Sem histórias, frascos vazios

picture (7)Parece mentira, mas já se passaram 50 anos desde a morte da revista “O Tico-Tico”. Ela morreu, de morte sentida, em 1958, no auge daqueles outros “anos dourados” que mostraram a cara ao mundo e desapareceram. Rápidos demais, existiram apenas para dar vontade. Mas, a revista “O Tico-Tico”…

Durante muitos anos, freqüentando sebos, vivi a expectativa de encontrar um exemplar que fosse de “O Tico-Tico”. Foi quase uma obsessão. Aliás, mais uma. Pois, à medida que o tempo passa, mais obsessões vou criando. Colecionar revistas antigas foi uma delas, numa estranha intuição de que alguém precisa recolher o que existe por aí, antes que acabe, que tudo desapareça, que as futuras gerações pensem ter sido mentira dos mais velhos. As novas tecnologias – com suas maravilhas – podem acabar sepultando o que deveria continuar vivo.

E, de certa forma, é a tecnologia que me leva a obsessões esquisitas, como a de procurar revistas antigas em sebos e livrarias. Quase briguei para a Unimep me devolver a herança que Rocha Neto me deixou: a coleção de “A Cena Muda”. Está comigo e fico feliz cada vez que folheio suas páginas. Então, vou guardando o que posso. O Chiarini me deu a coleção do “Fon-Fon”, tenho alguns exemplares de “Garota”, é quase completa a minha coleção do “Mirante”, consegui uma reedição de “Klaxon”.

O triste disso é que vou guardando por guardar, como se fosse missão ou compromisso. Pois tenho consciência da absoluta desimportância das antigas revistas infantis, das histórias de antigamente, dos contos da carochinha para a criançada de agora. Nem os meus netos querem ouvi-las e eu sei histórias sem fim para contar. Eles querem heróis cibernéticos, aqueles bichos feios e esquisitos, ação, rapidez, agitação. Quase fui vaiado quando lhes propus contar a história do “Barba Azul”, da “Bela e a Fera”, até mesmo da “Cinderela” ou da “Bela Adormecida”. Olharam-me como se eu fosse idiota. Acho que sou. Mas tenho uma outra certeza absoluta: o mundo vai-se tornando cada vez mais desumano por falta de contadores de histórias de carochinha, de avós que as contem ao pé do fogão nem que seja o de microondas.

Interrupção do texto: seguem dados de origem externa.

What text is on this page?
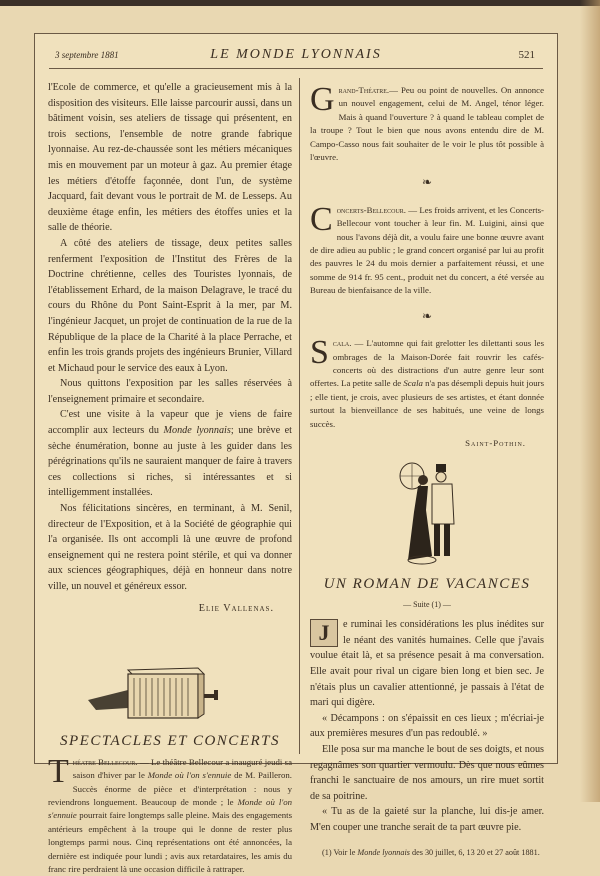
3 septembre 1881	LE MONDE LYONNAIS	521

l'Ecole de commerce, et qu'elle a gracieusement mis à la disposition des visiteurs. Elle laisse parcourir aussi, dans un bâtiment voisin, ses ateliers de tissage qui présentent, en trois sections, l'ensemble de notre grande fabrique lyonnaise. Au rez-de-chaussée sont les métiers mécaniques mis en mouvement par un moteur à gaz. Au premier étage les métiers d'étoffe façonnée, dont l'un, de système Jacquard, fait devant vous le portrait de M. de Lesseps. Au deuxième étage enfin, les métiers des étoffes unies et la salle de théorie.

A côté des ateliers de tissage, deux petites salles renferment l'exposition de l'Institut des Frères de la Doctrine chrétienne, celles des Touristes lyonnais, de l'établissement Erhard, de la maison Delagrave, le tracé du cours du Rhône du Pont Saint-Esprit à la mer, par M. l'ingénieur Jacquet, un projet de continuation de la rue de la République de la place de la Charité à la place Perrache, et enfin les trois grands projets des ingénieurs Brunier, Villard et Michaud pour le service des eaux à Lyon.

Nous quittons l'exposition par les salles réservées à l'enseignement primaire et secondaire.

C'est une visite à la vapeur que je viens de faire accomplir aux lecteurs du Monde lyonnais; une brève et sèche énumération, bonne au juste à les guider dans les pérégrinations qu'ils ne sauraient manquer de faire à travers ces collections si riches, si intéressantes et si intelligemment installées.

Nos félicitations sincères, en terminant, à M. Senil, directeur de l'Exposition, et à la Société de géographie qui l'a organisée. Ils ont accompli là une œuvre de profond enseignement qui ne restera point stérile, et qui va donner aux sciences géographiques, déjà en honneur dans notre ville, un nouvel et généreux essor.

Elie Vallenas.

SPECTACLES ET CONCERTS

Théatre Bellecour. — Le théâtre Bellecour a inauguré jeudi sa saison d'hiver par le Monde où l'on s'ennuie de M. Pailleron. Succès énorme de pièce et d'interprétation : nous y reviendrons longuement. Beaucoup de monde ; le Monde où l'on s'ennuie pourrait faire longtemps salle pleine. Mais des engagements antérieurs empêchent à la troupe qui le donne de rester plus longtemps parmi nous. Cinq représentations ont été annoncées, la dernière est indiquée pour lundi ; avis aux retardataires, les amis du franc rire perdraient là une occasion difficile à rattraper.

Grand-Théatre.— Peu ou point de nouvelles. On annonce un nouvel engagement, celui de M. Angel, ténor léger. Mais à quand l'ouverture ? à quand le tableau complet de la troupe ? Tout le bien que nous avons entendu dire de M. Campo-Casso nous fait souhaiter de le voir le plus tôt possible à l'œuvre.

❧

Concerts-Bellecour. — Les froids arrivent, et les Concerts-Bellecour vont toucher à leur fin. M. Luigini, ainsi que nous l'avons déjà dit, a voulu faire une bonne œuvre avant de dire adieu au public ; le grand concert organisé par lui au profit des pauvres le 24 du mois dernier a parfaitement réussi, et une somme de 914 fr. 95 cent., produit net du concert, a été versée au Bureau de bienfaisance de la ville.

❧

Scala. — L'automne qui fait grelotter les dilettanti sous les ombrages de la Maison-Dorée fait rouvrir les cafés-concerts où des distractions d'un autre genre leur sont offertes. La petite salle de Scala n'a pas désempli depuis huit jours ; elle tient, je crois, avec plusieurs de ses artistes, et étant donnée surtout la bienveillance de ses habitués, une veine de longs succès.

Saint-Pothin.

UN ROMAN DE VACANCES
— Suite (1) —

J	e ruminai les considérations les plus inédites sur le néant des vanités humaines. Celle que j'avais voulue était là, et sa présence pesait à ma conversation. Elle avait pour rival un cigare bien long et bien sec. Je n'étais plus un cavalier attentionné, je passais à l'état de mari qui digère.

« Décampons : on s'épaissit en ces lieux ; m'écriai-je aux premières mesures d'un pas redoublé. »

Elle posa sur ma manche le bout de ses doigts, et nous regagnâmes son quartier vermoulu. Dès que nous eûmes franchi le sanctuaire de nos amours, un rire muet sortit de sa poitrine.

« Tu as de la gaieté sur la planche, lui dis-je amer. M'en couper une tranche serait de ta part œuvre pie.

(1) Voir le Monde lyonnais des 30 juillet, 6, 13 20 et 27 août 1881.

Histórias salvam vidas, purificam almas, alegram a existência. Crianças sem histórias ficam frascos vazios. Basta ver o milagre da Sheerazade, sobrevivendo ao sultão por contar mil-e-uma noites de histórias. E uma outra, do Quênia, onde a mulher do rei – toda rica e poderosa – definhava enquanto, num casebre ao lado, a mulher de um homem paupérrimo esbanjava alegria e saúde. O rei quis saber qual o segredo. O homem pobre contou: “eu a alimento com a carne da língua.” Bobalhão, o sultão mandou comprar todas as línguas de boi, de carneiro, de passarinho. A mulher continuou infeliz. Então, o homem pobre explicou-se melhor: “a carne da língua” era o alimento da fala, as histórias que ele contava para a amada, os contos de fadas, as anedotas, os elogios. Contar histórias enriquece a alma de quem conta e de quem ouve. Contar histórias é impedir que desapareça a própria história humana.

É essa minha saudade das revistas antigas. As poucas coisas lindas que eu sei, aprendi-as na história da vida em quadrinhos. Ainda sei histórias, muitas e muitas. Mas não tenho para quem contar. Bom dia.